An open-source low-cost sensor for SNR-based GNSS reflectometry: design and long-term validation towards sea-level altimetry

• Published in: GPS solutions Vol. 25; no. 2
• Main Authors: Fagundes, M. A. R., Mendonça-Tinti, I., Iescheck, A. L., Akos, D. M., Geremia-Nievinski, F.
• Format: Journal Article
• Language: English
• Published: Berlin/Heidelberg Springer Berlin Heidelberg 01.04.2021; Springer Nature B.V
• Subjects: Altimeters; Altimetry; Atmospheric Sciences; Automotive Engineering; Climate change; Coastal waters; Coastal zone; Commercial off-the-shelf technology; Earth and Environmental Science; Earth Sciences; Electrical Engineering; Environmental monitoring; Gauges; Geodetic surveys; Geodetics; Geophysics/Geodesy; Global navigation satellite system; GPS Toolbox; Ground stations; Ground-based observation; Open source software; Radar; Reflectometry; Sea level; Sensors; Signal monitoring; Signal to noise ratio; Software; Solar power; Space Exploration and Astronautics; Space Sciences (including Extraterrestrial Physics; Time series; Water levels; Low-cost; Open-source; Altimetry; Arduino; GNSS-R
• ISSN: 1080-5370; 1521-1886
• DOI: 10.1007/s10291-021-01087-1

Monitoring sea level is critical due to climate change observed over the years.

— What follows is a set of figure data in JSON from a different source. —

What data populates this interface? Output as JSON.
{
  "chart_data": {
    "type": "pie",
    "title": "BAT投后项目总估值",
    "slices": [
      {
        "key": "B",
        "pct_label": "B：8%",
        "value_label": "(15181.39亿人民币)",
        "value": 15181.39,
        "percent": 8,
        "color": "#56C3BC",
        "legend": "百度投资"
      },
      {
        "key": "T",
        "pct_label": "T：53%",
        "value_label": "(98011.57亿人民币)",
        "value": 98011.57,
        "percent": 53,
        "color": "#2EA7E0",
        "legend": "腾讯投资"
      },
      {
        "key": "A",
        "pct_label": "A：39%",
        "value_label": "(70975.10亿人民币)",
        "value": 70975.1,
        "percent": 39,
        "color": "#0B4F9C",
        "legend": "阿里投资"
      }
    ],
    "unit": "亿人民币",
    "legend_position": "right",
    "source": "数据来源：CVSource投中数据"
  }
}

Global Navigation Satellite System Reflectometry (GNSS-R) has been widely demonstrated for coastal sea-level monitoring. The use of signal-to-noise ratio (SNR) observations from ground-based stations has been especially productive for altimetry applications. SNR records an interference pattern whose oscillation frequency allows retrieving the unknown reflector height. Here we report the development and validation of a complete hardware and software system for SNR-based GNSS-R. We make it available as open source based on the Arduino platform. It costs about US$200 (including solar power supply) and requires minimal assembly of commercial off-the-shelf components. As an initial validation towards applications in coastal regions, we have evaluated the system over approximately 1 year by the Guaíba Lake in Brazil. We have compared water-level altimetry retrievals with independent measurements from a co-located radar tide gauge (within 10 m). The GNSS-R device ran practically uninterruptedly, while the reference radar gauge suffered two malfunctioning periods, resulting in gaps lasting for 44 and 38 days. The stability of GNSS-R altimetry results enabled the detection of miscalibration steps (10 cm and 15 cm) inadvertently introduced in the radar gauge after it underwent maintenance. Excluding the radar gaps and its malfunctioning periods (reducing the time series duration from 317 to 147 days), we have found a correlation of 0.989 and RMSE of 2.9 cm in daily means. To foster open science and lower the barriers for entry in SNR-based GNSS-R research and applications, we make a complete bill of materials and build tutorials freely available on the Internet so that interested researchers can  replicate the system.